All complaints dating back to 13 July 1996 will now come through complaints commissioner Major General Michael Scott, who was selected from 150 applicants for the £60,000-a-year job.

Scott, who will retire from the army to take up his new post in two months' time, will consider whether to dismiss complaints, attempt to instigate conciliation between the barrister and client, or to refer the matter to the Bar's professional conduct and complaints committee (PCC).

The PCC is made up of 40 barristers, appointed by the Bar Council chair, and two lay people, who Scott will appoint. The commissioner will sit in on PCC meetings but will have no final say on whether or not to proceed with the complaint. However, the two lay people will be able to veto any decision by the barristers.

Decisions on complaints by the PCC will be split into two categories with two different sets of remedies. “We are distinguishing between inadequate professional services and misconduct,” says Bar Council professional standards secretary Mark Stobbs.

If the PCC decides a barrister is answerable for inadequate professional services, relating to work outside the courtroom, he will have to appear before an adjudication panel of two barristers and two lay people. The barrister will then be required to apologise formally to a client, reduce or repay the fees, or face a maximum £2,000 fine. All three or just one sanction may be applied.
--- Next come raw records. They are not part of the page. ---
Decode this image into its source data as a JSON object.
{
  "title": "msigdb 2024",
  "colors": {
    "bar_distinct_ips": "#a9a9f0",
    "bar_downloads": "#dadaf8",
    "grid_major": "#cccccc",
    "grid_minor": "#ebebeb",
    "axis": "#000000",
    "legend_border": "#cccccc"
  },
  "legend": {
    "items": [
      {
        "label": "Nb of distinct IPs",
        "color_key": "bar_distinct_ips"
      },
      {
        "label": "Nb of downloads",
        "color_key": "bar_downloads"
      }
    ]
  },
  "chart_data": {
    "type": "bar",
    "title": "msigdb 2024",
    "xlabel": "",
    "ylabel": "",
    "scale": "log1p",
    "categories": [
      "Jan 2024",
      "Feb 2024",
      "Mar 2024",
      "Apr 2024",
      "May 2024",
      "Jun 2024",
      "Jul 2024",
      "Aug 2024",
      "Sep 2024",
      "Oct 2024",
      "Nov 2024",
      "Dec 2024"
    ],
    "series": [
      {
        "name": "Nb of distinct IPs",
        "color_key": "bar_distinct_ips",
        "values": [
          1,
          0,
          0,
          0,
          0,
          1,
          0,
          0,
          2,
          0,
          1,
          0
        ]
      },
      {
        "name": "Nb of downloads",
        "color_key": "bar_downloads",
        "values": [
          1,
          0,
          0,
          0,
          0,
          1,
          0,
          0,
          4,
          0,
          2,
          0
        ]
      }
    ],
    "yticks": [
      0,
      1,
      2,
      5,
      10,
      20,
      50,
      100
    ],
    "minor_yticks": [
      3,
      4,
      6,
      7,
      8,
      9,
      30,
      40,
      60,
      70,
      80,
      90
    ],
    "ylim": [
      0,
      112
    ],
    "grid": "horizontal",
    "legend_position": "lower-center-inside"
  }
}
The idea is to create what amounts to a small claims tribunal, although complainants are free to pursue further legal action in the courts.

If a barrister is found to be answerable for misconduct he or she faces going before a disciplinary tribunal chaired by a circuit judge, three barristers and one lay representative. But if the facts of the complaint are not in dispute a summary hearing of four barristers and one lay representative is held.

Barristers facing either type of hearing can be disbarred but not fined. The jealously guarded principle of barristers' immunity, which means they cannot be sued in the courtroom, is behind this policy. It was feared a fine would open the way for barristers to be sued later for court work.

Those whose misconduct is deemed minor will appear before a hearing of one lay person and three barristers for what is effectively a 'telling-off'.

The new system has already attracted complaints. Angry barristers demanded that the compensation level for clients be capped at £2,000 and, following a campaign against the new system by Ronald Thwaites QC, who heads 10 King's Bench Walk, the complaints procedure was unconvincingly endorsed in a 55 per cent to 45 per cent vote late last year.

Despite the appointment of a non-legal independent commissioner, barristers still dominate the disciplinary process. Stobbs says there is a need for barristers to be judged by their peers and an average of 400 complaints a year means there is a need for 40 barristers on the PCC to examine the issues and report on them to the committee.

Under the old system, a fifth of those 400 complaints came from unhappy criminal defendants, while family litigants and those who could not get their case taken on were also frequent complainants. Around 70 per cent of complaints were dismissed, while the rest were heard before disciplinary, summary or tribunal hearings with an average of just three barristers being disbarred each year.

The system has a difficult task ahead as barristers and consumer groups, from their distinctly different perspectives, wait to be convinced that it will ensure that justice is done.